Example 1: $x^4-3x-2$
If this quartic with no rational roots is reducible, then it will factor as one of the following:
$x^4-3x-2=(x^2+\gamma x+1)(x^2+\gamma' x-2)$
$x^4-3x-2=(x^2+\gamma x-1)(x^2+\gamma' x+2)$
With the first trial, Eqs. (1) and (2) give a unique solution
$\gamma=1,\gamma'=-1.$
But checking this against (3) gives
$(x^2+x+1)(x^2-x-2)=x^4\color{red}{-2x^2}-3x-2,$
so the factorization fails. Trying the second candidate above we find that
$\gamma=-1,\gamma'=1$
$(x^2-x-1)(x^2+x+2)=x^4\color{blue}{+0x^2}-3x-2,$
and so this factorization holds.
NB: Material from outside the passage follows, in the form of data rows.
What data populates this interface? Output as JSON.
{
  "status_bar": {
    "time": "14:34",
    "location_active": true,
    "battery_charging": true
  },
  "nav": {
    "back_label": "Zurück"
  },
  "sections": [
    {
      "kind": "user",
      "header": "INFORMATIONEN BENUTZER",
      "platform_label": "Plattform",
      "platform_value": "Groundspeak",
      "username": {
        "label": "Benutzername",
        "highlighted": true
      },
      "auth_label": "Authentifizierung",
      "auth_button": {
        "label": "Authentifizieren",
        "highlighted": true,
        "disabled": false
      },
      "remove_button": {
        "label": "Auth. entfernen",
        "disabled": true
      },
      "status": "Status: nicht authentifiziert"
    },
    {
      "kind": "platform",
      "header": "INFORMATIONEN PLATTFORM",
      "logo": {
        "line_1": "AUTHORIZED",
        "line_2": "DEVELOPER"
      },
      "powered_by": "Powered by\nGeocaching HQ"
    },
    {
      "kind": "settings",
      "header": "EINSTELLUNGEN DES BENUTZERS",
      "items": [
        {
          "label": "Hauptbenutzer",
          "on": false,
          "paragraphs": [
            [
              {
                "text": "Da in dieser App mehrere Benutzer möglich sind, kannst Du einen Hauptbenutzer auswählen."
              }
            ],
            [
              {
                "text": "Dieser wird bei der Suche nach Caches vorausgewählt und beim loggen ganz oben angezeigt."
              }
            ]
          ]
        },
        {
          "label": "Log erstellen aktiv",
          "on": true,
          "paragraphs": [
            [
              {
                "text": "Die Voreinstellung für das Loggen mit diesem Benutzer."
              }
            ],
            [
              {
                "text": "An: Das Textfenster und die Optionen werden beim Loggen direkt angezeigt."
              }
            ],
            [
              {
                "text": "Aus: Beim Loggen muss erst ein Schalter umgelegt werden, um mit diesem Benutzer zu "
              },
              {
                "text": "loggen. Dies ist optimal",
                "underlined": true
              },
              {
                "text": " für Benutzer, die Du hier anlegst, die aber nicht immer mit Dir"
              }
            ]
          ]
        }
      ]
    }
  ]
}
We get $(1\pm\sqrt5)/2$ as real zeroes and $(-1\pm i\sqrt7)/2$ as a complex conjugate pair.
Example 2: $x^4+x^3+x^2-x+1$
Here we have the two candidates
$x^4+x^3+x^2-x+1=(x^2+\gamma x+1)(x^2+\gamma' x+1)$
$x^4+x^3+x^2-x+1=(x^2+\gamma x-1)(x^2+\gamma' x-1)$
With the first candidate Eqs (1) and (2) become
$\gamma+\gamma'=1, \gamma+\gamma'=-1$
and these are clearly contradictory. The determinant of the coefficient is zero and Eq. (4) fails with $b\epsilon=1,d\alpha=-1$. But with the second candidate we have
$\gamma+\gamma'=1, -\gamma-\gamma'=-1$
with $b\epsilon=d\alpha=-1$, and so the nonunique case holds. We find that when either linear equation is combined with (3) the following quadratic equation for $\gamma$ results:
$\gamma^2-\gamma+3=0\implies\gamma=(1\pm i\sqrt{11})/2.$
From these we obtain the factorization
$x^4+x^3+x^2-x+1=\left(x^2+\dfrac{1+i\sqrt{11}}2x-1\right)\left(x^2+\dfrac{1-i\sqrt{11}}2x-1\right)$
and the zeroes
$x=\frac14[(-1\pm_1\sqrt{2\sqrt5+3})\pm_2i(-\sqrt{11}\pm_1\sqrt{2\sqrt5-3})]$
(Identical subscripts on the $\pm$ signs indicate signs that are to be chosen identically.)